Filtering out 22 cells with 0 coverage
Numbat version: 1.2.3
Running under parameters:
t = 1e-05
alpha = 1e-04
gamma = 20
min_cells = 50
init_k = 3
max_cost = 142.5
n_cut = 0
max_iter = 2
max_nni = 100
min_depth = 0
use_loh = auto
multi_allelic = TRUE
min_LLR = 5
min_overlap = 0.45
max_entropy = 0.5
skip_nj = FALSE
diploid_chroms = 
ncores = 4
ncores_nni = 4
common_diploid = TRUE
tau = 0.3
check_convergence = FALSE
plot = TRUE
genome = hg38
Input metrics:
475 cells
Mem used: 1.25Gb
Approximating initial clusters using smoothed expression ..
Mem used: 1.25Gb
number of genes left: 10941
running hclust...
Iteration 1
Mem used: 1.78Gb
Running HMMs on 5 cell groups..
Retesting CNVs..
Retesting CNVs..
Retesting CNVs..
Retesting CNVs..
Error in vctrs::vec_locate_matches(needles = needles, haystack = haystack,  : 
  Match procedure results in an allocation larger than 2^31-1 elements.

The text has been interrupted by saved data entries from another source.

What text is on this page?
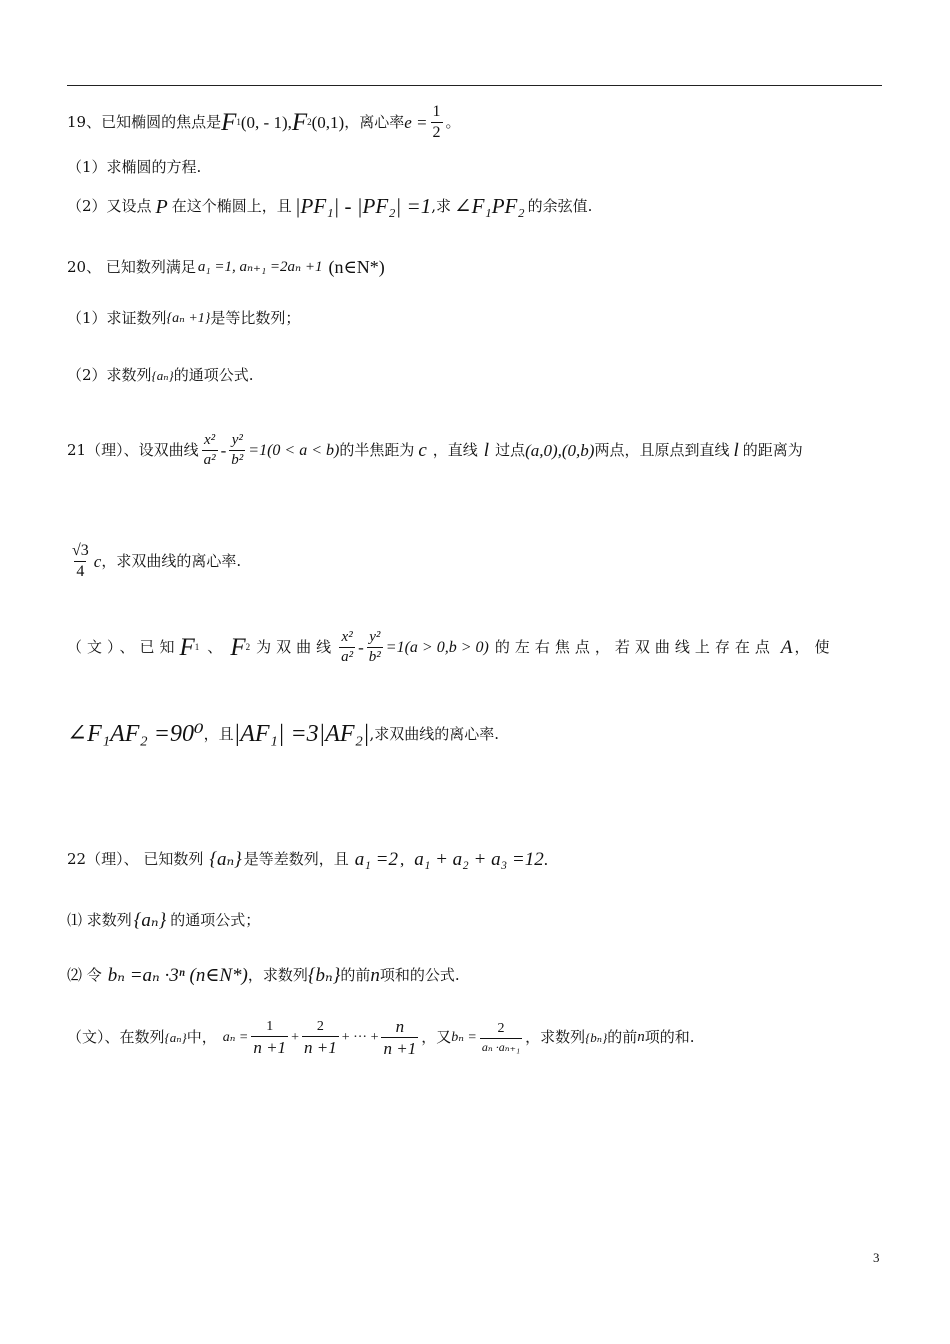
19、已知椭圆的焦点是 F 1 (0, - 1), F 2 (0,1) ，离心率 $e = \frac{1}{2}$ 。
（1）求椭圆的方程.
（2）又设点 P 在这个椭圆上，且 |PF₁| - |PF₂| =1 ,求 ∠F₁PF₂ 的余弦值.
20、 已知数列满足 a₁ =1, aₙ₊₁ =2aₙ +1 (n∈N*)
（1）求证数列 {aₙ +1} 是等比数列；
（2）求数列 {aₙ} 的通项公式.
21（理）、设双曲线 $\frac{\text{x²}}{\text{a²}} - \frac{\text{y²}}{\text{b²}} =1(0 < a < b)$ 的半焦距为 c ，直线 l 过点 (a,0),(0,b) 两点，且原点到直线 l 的距离为
$\frac{√3}{4}$ c ，求双曲线的离心率.
（文）、已知 F 1 、 F 2 为双曲线 $\frac{\text{x²}}{\text{a²}} - \frac{\text{y²}}{\text{b²}} =1(a > 0,b > 0)$ 的左右焦点，若双曲线上存在点 A ，使
∠F₁AF₂ =90⁰ ，且 |AF₁| =3|AF₂| ,求双曲线的离心率.
22（理）、 已知数列 {aₙ} 是等差数列，且 a₁ =2 , a₁ + a₂ + a₃ =12 .
⑴ 求数列 {aₙ} 的通项公式；
⑵ 令 bₙ =aₙ ·3ⁿ (n∈N*) ，求数列 {bₙ} 的前 n 项和的公式.
（文）、在数列 {aₙ} 中， $a_n = \frac{1}{n +1} + \frac{2}{n +1}$ + ··· + $\frac{n}{n +1}$ ，又 $b_n = \frac{2}{\text{aₙ ·aₙ₊₁}}$ ，求数列 {bₙ} 的前 n 项的和.
3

Attempted allocation size was 39716884476.
ℹ In file match.c at line 2644.
ℹ Install the winch package to get additional debugging info the next time you get this error.
ℹ This is an internal error that was detected in the vctrs package.
  Please report it at <https://github.com/r-lib/vctrs/issues> with a reprex (<https://tidyverse.org/help/>) and the full backtrace.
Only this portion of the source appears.